Наконец он встал, пододвинул по столу поближе к себе бархатный футляр, открыл его и принялся внимательно разглядывать изумруд.

– Ну же, решайся, – подбодрила его Роуан. – Дотронься до него.

– Он совсем не похож на тот, который представлял себе я, – прошептал Майкл. – В моем воображении он выглядел совсем иначе, а вспомнить я не мог…

Он потряс головой и уже собирался было закрыть футляр, но передумал. Медленно сняв с руки перчатку, он коснулся пальцами поверхности камня.

Роуан молча ждала, однако по лицу Майкла видела, что тот разочарован и чем-то встревожен.

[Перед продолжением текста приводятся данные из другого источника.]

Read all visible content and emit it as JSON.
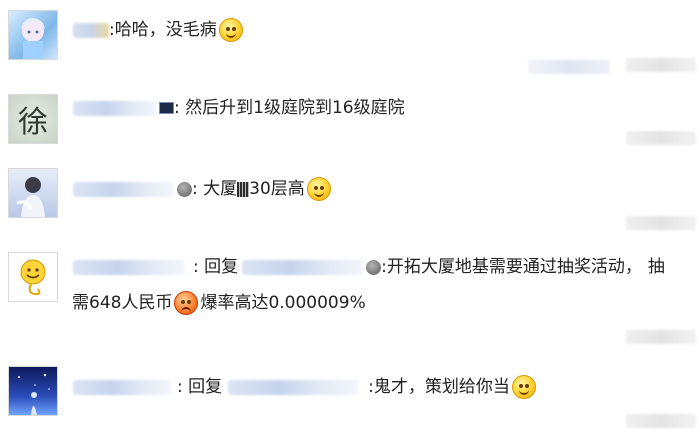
{
  "comments": [
    {
      "avatar_icon": "anime-character-avatar",
      "segments": [
        ": ",
        "哈哈，没毛病"
      ],
      "emoji": "smirk-emoji"
    },
    {
      "avatar_icon": "calligraphy-avatar",
      "avatar_char": "徐",
      "text": ": 然后升到1级庭院到16级庭院"
    },
    {
      "avatar_icon": "person-photo-avatar",
      "text_a": ": 大厦",
      "text_b": "30层高"
    },
    {
      "avatar_icon": "emoji-avatar",
      "reply_label": ": 回复",
      "text_line1": ":开拓大厦地基需要通过抽奖活动，",
      "text_line1_tail": "抽",
      "text_line2_a": "需648人民币",
      "text_line2_b": "爆率高达0.000009%"
    },
    {
      "avatar_icon": "night-sky-avatar",
      "reply_label": ": 回复",
      "text": ":鬼才，策划给你当"
    }
  ]
}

– Я видел твой образ, – закрыв футляр, со вздохом ответил Майкл на застывший в ее глазах, но так и не высказанный вопрос. – Видел, как ты надеваешь его на себя, а я стою напротив.

Он неторопливо натянул перчатку.

– Изумруд был на мне, когда ты вошел.

– Вот как? А я даже не заметил.

– Было темно.

– Просто в тот момент я мог видеть только тебя.

– Ты полагаешь, это имеет значение? – Роуан пожала плечами. – Я сразу же сняла его и положила обратно в футляр.

– Не знаю.

– А когда ты касался его… Видел ли ты что-нибудь еще? Майкл покачал головой.

– Только то, что ты любишь меня, – вполголоса ответил он. – Действительно любишь.

– Ну-у, чтобы сделать такое открытие, тебе достаточно было коснуться меня.

Майкл улыбнулся, но улыбка получилась печальной и смущенной. Потом засунул руки поглубже в карманы, словно они мешали ему, и опустил голову.

Роуан молчала – ей тяжело было видеть его таким – грустным и расстроенным.

– Все, хватит, поехали отсюда, – наконец сказала она. – Здешняя обстановка действует на тебя еще хуже, чем на меня. Пора вернуться в отель.

– Да, – кивнул он. – Только сначала дай мне стакан воды. Есть в этом доме холодная вода, как ты думаешь? Жарко, да и во рту совсем пересохло.

– Понятия не имею, – ответила Роуан. – Не знаю даже, есть ли здесь кухня. Может, вместо нее имеется только колодец с замшелым ведром или волшебный источник.

– Ладно, тогда поищем вместе, – с тихим смешком откликнулся Майкл.

Через расположенную в дальнем конце столовой дверь они попали в буфетную с небольшой раковиной и высокими застекленными шкафами, забитыми фарфором. Майкл внимательно осмотрелся и даже пощупал стены, как будто измеряя их толщину.

– Туда, – сказал он, направляясь к двери, противоположной той, в которую они вошли. Роуан последовала за ним.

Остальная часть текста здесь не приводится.